HOW DOES PROBATE WORK IN ARKANSAS?
If you are planning your estate in Arkansas, you likely have questions about whether your family members will eventually need to manage the probate process. In Arkansas, probate generally applies to estates worth at least $100,000.
Learn more about the state’s probate process so you can plan accordingly when developing your will and other important estate documents.
When a person dies, his or her family members or another interested party must petition the appropriate county court to enter the will into probate. In addition, the family can ask the judge to appoint a personal representative, executor or administrator. You can also designate this person who will manage the administration of your estate in your will. It can be a trusted friend or family member or an attorney with experience in the probate process. If you decide to designate a representative in your will, you must include his or her name, address and age.
Accounting for estate property
When the administrator petitions for probate, he or she must list all known heirs along with their ages, addresses and relationships to the deceased person.

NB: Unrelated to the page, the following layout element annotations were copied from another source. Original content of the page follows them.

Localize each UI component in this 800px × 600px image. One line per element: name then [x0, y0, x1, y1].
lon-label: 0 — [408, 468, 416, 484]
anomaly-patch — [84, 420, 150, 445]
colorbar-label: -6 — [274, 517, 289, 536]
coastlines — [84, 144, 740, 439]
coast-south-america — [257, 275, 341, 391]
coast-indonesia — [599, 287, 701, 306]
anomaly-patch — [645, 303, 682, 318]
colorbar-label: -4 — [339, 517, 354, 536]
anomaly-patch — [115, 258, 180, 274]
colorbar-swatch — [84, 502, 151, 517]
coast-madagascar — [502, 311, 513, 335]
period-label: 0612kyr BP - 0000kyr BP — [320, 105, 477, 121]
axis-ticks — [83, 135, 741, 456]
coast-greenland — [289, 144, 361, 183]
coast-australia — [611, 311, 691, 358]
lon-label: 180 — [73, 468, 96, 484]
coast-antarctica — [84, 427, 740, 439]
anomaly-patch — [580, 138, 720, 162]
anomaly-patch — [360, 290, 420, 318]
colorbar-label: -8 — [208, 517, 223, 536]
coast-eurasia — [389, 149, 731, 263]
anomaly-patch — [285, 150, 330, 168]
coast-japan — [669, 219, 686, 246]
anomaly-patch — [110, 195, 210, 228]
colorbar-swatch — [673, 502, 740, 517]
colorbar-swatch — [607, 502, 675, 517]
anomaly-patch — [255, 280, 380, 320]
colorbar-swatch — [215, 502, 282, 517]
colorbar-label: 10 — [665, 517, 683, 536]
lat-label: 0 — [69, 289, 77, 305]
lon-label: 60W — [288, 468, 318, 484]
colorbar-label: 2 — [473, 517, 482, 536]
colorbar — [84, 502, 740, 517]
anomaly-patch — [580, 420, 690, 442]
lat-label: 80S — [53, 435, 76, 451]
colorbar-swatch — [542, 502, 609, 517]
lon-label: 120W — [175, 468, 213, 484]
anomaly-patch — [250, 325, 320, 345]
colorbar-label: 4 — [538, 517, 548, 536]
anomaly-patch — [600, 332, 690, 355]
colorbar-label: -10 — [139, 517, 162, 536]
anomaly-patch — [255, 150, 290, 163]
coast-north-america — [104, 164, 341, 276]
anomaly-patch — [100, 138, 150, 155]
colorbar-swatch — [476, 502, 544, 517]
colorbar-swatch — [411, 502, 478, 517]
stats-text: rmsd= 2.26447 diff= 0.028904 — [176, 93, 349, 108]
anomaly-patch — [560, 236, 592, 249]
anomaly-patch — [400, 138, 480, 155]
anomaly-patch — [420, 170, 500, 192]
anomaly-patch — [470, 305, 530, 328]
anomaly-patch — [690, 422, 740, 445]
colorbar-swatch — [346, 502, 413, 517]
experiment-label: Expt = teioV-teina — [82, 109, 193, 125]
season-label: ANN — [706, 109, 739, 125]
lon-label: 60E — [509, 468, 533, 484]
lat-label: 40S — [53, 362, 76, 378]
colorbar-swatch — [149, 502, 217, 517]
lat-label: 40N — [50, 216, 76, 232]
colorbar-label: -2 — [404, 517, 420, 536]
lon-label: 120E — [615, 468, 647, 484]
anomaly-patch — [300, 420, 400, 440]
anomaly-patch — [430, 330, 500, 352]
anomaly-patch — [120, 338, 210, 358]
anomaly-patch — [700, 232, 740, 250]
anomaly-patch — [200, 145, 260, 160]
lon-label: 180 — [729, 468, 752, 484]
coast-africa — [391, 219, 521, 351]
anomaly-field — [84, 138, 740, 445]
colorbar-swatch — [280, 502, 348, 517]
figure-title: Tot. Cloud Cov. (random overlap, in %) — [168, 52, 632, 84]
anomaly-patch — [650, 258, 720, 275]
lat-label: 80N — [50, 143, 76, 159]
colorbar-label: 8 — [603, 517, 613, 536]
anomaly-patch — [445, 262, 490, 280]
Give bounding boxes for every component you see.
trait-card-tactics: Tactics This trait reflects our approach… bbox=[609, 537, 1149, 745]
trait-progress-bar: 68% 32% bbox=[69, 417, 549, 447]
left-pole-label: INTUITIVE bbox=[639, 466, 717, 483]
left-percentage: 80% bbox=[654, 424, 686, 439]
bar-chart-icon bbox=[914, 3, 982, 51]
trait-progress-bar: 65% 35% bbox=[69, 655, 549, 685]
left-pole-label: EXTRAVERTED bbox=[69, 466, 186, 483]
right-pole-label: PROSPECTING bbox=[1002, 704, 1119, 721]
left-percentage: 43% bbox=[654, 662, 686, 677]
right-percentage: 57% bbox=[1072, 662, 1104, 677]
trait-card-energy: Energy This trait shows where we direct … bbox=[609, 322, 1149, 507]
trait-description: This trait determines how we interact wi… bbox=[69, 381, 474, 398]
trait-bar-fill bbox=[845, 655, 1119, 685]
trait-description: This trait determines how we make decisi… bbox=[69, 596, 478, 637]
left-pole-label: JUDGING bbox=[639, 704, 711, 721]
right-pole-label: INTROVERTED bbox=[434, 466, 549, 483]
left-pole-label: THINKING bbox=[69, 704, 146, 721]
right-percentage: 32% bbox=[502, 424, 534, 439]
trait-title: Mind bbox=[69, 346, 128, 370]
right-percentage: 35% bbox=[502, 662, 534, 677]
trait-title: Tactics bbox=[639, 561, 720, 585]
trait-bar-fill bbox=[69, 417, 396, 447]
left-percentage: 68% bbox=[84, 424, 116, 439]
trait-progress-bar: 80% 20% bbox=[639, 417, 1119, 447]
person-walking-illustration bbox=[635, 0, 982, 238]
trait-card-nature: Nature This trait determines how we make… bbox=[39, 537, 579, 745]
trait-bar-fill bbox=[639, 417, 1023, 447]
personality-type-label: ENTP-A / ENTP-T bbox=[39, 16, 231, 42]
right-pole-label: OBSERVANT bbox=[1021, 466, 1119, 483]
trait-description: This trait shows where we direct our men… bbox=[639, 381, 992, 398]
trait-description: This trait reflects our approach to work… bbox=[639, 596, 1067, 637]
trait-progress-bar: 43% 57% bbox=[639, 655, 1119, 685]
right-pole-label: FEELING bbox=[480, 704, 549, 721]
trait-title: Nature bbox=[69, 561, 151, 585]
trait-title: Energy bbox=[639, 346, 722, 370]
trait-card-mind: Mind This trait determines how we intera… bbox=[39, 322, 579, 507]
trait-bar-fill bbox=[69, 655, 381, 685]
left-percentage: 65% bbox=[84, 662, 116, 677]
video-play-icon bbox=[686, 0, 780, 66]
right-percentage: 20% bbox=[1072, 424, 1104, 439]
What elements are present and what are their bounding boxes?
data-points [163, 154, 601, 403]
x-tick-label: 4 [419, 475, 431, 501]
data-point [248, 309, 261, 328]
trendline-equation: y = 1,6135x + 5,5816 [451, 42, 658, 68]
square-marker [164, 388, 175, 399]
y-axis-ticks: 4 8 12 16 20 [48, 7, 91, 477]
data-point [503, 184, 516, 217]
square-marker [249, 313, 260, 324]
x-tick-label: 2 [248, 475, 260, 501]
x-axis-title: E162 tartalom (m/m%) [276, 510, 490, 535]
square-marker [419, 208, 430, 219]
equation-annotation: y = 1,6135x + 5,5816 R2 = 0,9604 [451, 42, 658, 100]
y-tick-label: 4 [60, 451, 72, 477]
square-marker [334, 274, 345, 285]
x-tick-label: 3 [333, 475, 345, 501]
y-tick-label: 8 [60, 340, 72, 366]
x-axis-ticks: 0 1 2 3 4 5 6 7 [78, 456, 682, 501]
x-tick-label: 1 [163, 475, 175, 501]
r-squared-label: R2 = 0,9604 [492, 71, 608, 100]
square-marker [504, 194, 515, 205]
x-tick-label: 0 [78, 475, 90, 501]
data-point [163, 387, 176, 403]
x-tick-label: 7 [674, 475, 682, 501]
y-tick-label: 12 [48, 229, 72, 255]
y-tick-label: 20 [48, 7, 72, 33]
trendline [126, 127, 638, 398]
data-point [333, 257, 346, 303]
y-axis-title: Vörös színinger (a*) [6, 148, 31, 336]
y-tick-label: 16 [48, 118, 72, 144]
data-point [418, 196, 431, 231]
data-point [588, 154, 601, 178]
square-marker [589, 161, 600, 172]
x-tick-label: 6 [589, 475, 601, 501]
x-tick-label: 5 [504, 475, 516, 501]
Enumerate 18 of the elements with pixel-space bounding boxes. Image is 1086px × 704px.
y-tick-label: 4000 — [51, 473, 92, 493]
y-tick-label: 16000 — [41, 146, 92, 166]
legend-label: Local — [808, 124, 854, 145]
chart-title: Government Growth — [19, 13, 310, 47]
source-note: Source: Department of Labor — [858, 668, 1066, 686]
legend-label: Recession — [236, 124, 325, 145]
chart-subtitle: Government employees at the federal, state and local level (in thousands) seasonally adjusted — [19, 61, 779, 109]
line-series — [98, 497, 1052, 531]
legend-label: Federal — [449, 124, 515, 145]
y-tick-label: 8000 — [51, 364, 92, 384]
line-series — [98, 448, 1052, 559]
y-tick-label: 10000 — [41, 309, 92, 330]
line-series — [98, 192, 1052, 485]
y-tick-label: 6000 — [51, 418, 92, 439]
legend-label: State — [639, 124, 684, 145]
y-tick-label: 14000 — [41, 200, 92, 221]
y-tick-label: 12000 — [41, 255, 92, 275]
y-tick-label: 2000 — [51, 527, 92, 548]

The petition should also outline all personal and real property included in the person’s estate as well as the estimated value. The representative should also attach a copy of the decedent’s will to the probate petition.
Administering the estate
When the court gives the executor permission to wrap up the deceased person’s estate, he or she must provide notice to all heirs listed in the will. The executor has court approval to gather, inventory and seek appraisal for the estate property. He or she can also legally pay estate taxes and debts. After doing so, the administrator will distribute the remaining property to the beneficiaries as designated in the person’s will.
As you plan your estate, consider whether your assets will likely be subject to Arkansas probate. Having a professional administrator can help ease the process for your family members.